”#Migration: No one does it for the future; they do it (need to do it) for the now.” – https://twitter.com/beet_keeper/status/327968228276060160
Recently I was asked by a colleague to look at some files he’d been sent by Hutt City Council in New Zealand; an unknown format from a 1995 vintage IBM operating system – a format as yet unidentified by popular format identification tools.
As with most of these attempts to identify a format we ran the files through DROID, ExifTool and the Unix File Command. With neither identifying the files the search really begins with a Google search of the file’s magic bytes:
2B 41 2B 56 2B 43 2B +A+V+C+
A single result at the time provided little to go on; it confirmed someone had once asked the same question on a computer graphics forum. A few clues in the bitstream e.g. a potential font size and title, ‘Roman Bold 26’, and a few more Google searches meant that we could say these files were potentially proprietary to an IBM system as opposed to a file with a more open specification. Confirmation with the content provider gave us the original environment as OS/2.
But that was it. We were staring at an obsolete format; definition: “A format, which, within our limited resourced world view at the time, we could no longer use.”
Our final point of call was to see if we could put the format back into its original environment to observe it in its natural state.
From here, the process became much simpler. As it turned out, an OS/2 installation running on VirtualBox knew what to do with these files. It was able to render them natively in an application for handling IBM AVC (Advanced Video Connection) content. Even better than that, the context menu for these images gave us the option ‘Convert To’ with the following options available:
- BMP (OS/2 Bitmap)
- DIB (RIFF DIB Image)
- GIF (GIF Image Compressed)
- JPG (Baseline JPG)
- PCX (PCX Image Compressed)
- TGA (Truevision TARGA)
- TIF (Tag Image File Format)
- VID (IBM MMotion Still Video Image)
Variants existed under BMP, TGA and TIFF, for example OS/2 1.3 and 2.0 BMP and Motorola or Intel, Compressed or Uncompressed TIFF.
The context menu option also allowed for the bulk conversion of these images, so a single click gave us uncompressed TIFF images suitable for export.
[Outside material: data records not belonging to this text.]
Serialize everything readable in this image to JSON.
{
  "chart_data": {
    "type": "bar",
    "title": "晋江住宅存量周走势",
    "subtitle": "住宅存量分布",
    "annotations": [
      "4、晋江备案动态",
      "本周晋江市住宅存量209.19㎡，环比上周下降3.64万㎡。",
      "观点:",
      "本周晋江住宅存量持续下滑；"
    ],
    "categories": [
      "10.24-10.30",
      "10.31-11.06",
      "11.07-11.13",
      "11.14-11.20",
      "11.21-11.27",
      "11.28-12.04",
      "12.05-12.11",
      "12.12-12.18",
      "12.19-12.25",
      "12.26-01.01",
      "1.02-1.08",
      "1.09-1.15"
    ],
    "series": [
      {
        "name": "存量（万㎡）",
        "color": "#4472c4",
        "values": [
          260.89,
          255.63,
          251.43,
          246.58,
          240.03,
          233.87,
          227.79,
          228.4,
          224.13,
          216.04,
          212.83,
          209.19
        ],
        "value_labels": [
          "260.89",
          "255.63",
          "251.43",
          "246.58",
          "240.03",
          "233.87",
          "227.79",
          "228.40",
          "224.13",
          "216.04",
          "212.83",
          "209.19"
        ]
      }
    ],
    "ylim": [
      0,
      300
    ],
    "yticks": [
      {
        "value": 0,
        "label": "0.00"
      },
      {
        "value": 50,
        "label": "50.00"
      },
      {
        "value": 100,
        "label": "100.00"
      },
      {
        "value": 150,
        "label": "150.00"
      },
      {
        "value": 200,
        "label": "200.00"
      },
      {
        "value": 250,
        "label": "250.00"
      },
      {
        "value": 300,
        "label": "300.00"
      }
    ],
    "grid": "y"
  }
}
Simple is of course a relative term, and although we had the images we wanted, there was a problem retrieving them from the emulated environment. Unable to successfully set up a shared drive to enable our Host OS to interact with VirtualBox, and unable to attach any form of writeable media, we were stuck.
The virtual machine was connected to the Internet but Netscape unable to interact with modern websites particularly well. Also we were unable to use FTP successfully, at least given the self-imposed timeframe we were working to.
Our final option was email. SMTP saved the day. Taking the images, Zipping them using the still available Info-Zip tool and emailing them from a Gmail account back to itself using the OS-provided Netscape Messenger email client enabled the images to be retrieved which immediately made them useable in a modern environment.
And that was it, job done!
But there is still more to this story.
Time Travel
It’s 1996. I boot up my OS/2 Warp 4.2 box. It’s being packed away today, ready for the new Pentium machines running Windows being rolled out by our IT department. Windows… *sigh* but my IT department wax lyrical about the improvements in performance and security. It’s just work, I’ve got a fishing trip at the weekend so I’ve other things to keep my mind off the IBM vs. Microsoft debate. Wait! I’d better make sure I’ve got all my files. Ah, those IM files I was looking at last year. Neat images; could come in handy again. Windows doesn’t support the format though. Hmm, right-click, convert. 300 files; IM to TIF – that’s going to take a few floppy disks! – Should be able to access them in a few applications though. Good!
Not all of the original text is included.